Aquella tarde su padre le pregunto que qué hacía. Ella le contestó que contar segundos. Como siempre, se enfadó con ella. Le dijo que dejara de una vez esas tonterías, y la mandó a la cama sin cenar. Pero ella se acostó y siguió contando segundos. Tuvo que volver a empezar, porque del disgusto de ver a su padre tan enfadado había perdido la cuenta. Pero no importaba, siempre había segundos nuevos para contar. Era lo estupendo que tenían: a cada instante aparecía un nuevo segundo para ser contado. ¿No era algo mágico? Ahí va otro, y otro, y otro. Ese era el Cincuenta y Tres. Le gustaba ponerles nombre. Era como hacerlos suyos. Sus segundos. El Setenta, el Doscientos Quince, ¡el Doscientos Cuarenta y Dos! Ese fue muy especial, porque vino al mundo a la vez que un estornudo.

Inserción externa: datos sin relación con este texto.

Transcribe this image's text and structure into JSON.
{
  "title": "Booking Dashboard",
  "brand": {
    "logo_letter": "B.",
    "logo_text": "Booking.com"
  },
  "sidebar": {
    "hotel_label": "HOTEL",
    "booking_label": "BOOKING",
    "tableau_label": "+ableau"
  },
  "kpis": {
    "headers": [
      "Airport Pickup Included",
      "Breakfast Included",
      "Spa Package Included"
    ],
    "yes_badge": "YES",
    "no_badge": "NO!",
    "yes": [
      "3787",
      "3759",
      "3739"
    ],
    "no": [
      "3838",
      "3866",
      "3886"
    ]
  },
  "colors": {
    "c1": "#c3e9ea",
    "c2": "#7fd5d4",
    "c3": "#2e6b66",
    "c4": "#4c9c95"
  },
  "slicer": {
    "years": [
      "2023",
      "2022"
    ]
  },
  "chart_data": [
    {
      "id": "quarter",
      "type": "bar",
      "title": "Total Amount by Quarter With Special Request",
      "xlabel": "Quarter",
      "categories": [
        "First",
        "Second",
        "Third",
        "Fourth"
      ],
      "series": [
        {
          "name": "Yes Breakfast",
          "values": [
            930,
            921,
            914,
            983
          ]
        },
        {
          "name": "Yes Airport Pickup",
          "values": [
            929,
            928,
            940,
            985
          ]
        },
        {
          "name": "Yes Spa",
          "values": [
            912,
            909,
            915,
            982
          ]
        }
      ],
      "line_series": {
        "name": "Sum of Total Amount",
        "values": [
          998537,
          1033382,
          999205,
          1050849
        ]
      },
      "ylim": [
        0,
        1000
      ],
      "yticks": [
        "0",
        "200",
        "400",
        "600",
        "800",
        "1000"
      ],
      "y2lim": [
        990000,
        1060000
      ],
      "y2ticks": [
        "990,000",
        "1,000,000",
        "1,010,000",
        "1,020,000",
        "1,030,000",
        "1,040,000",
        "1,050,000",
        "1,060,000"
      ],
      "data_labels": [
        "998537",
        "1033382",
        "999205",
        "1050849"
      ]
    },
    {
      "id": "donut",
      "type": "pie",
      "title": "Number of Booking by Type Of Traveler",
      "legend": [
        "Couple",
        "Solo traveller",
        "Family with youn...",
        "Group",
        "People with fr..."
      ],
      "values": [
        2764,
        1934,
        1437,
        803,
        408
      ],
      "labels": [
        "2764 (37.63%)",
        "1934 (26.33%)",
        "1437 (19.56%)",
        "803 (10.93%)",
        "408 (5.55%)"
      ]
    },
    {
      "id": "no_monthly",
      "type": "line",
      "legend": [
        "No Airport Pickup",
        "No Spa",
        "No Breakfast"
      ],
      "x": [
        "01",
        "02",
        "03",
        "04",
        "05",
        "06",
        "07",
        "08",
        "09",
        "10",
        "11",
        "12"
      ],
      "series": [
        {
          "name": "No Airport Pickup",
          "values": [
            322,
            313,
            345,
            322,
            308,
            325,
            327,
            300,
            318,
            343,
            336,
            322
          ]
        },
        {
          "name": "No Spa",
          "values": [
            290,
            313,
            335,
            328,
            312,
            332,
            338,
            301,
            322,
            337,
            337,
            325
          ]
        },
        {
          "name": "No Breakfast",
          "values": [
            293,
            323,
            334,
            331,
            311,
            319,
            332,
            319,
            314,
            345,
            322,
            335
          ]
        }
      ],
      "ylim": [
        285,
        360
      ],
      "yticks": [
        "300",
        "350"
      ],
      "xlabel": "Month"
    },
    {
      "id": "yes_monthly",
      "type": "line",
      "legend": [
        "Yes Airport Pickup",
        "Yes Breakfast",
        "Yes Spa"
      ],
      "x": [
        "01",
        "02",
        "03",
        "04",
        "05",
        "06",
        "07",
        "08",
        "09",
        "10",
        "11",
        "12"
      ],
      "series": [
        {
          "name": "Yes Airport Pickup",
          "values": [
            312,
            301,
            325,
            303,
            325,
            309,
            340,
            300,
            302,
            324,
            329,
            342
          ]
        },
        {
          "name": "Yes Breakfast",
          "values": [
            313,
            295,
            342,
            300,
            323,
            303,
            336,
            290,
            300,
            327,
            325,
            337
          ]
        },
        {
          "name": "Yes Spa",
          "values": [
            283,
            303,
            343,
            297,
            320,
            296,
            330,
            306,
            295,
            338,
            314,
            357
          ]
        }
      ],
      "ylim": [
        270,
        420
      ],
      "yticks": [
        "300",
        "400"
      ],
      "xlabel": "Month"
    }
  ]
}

Se imaginaba a todos los pequeños segundos, juntitos, agarrados bien fuerte y bien pegaditos los unos a los otros, tal y como habían llegado, ordenados en una pulcra fila. Cada uno con un pequeño cartel con su nombre en él. El Uno el primero, claro. Le faltaba compañía a un lado, por que el segundo que tenía que ir antes que él nunca fue nombrado. Por eso era importante contarlos, para que no se sintieran solos. Alguien tenía que hacerlo. Ella se encargaba de decirle mentalmente al Uno (sin dejar de contar al mismo tiempo a sus nuevos hermanos) que era el más especial de todos, porque de él dependían todos sus nombres y el hueco que ocupaban. Y se lo imaginaba contento y feliz al darse cuenta de ello, con esa alegría fugaz que tienen los segundos, tan breve como ellos mismos.
Seguía contando segundos cuando su hermano entro por la puerta. Le preguntó si dormía y ella contestó (en el tiempo que tardaba en traer de la mano el Cuatrocientos Tres al Cuatrocientos Cuatro) que no . Su hermano le dijo que Papá quería que fuese a cenar, pero que se dejase de esas tonterías suyas. Ella asintió, sin tener intención de dejar de hacerlo. Sabía fingir muy bien que no contaba segundos, quizá no se dieran cuenta. Mientras bajaba de la cama su hermanito se le quedó mirando. Miro sobre su hombro, para asegurarse que nadie les veía, y luego le susurro en voz baja una pregunta: quería saber por cuál número iba. Ella le contestó "Cuatrocientos Cincuenta" con una sonrisa cómplice al tiempo que le guiñaba un ojo, y él soltó una risita divertida. Y se fueron a cenar.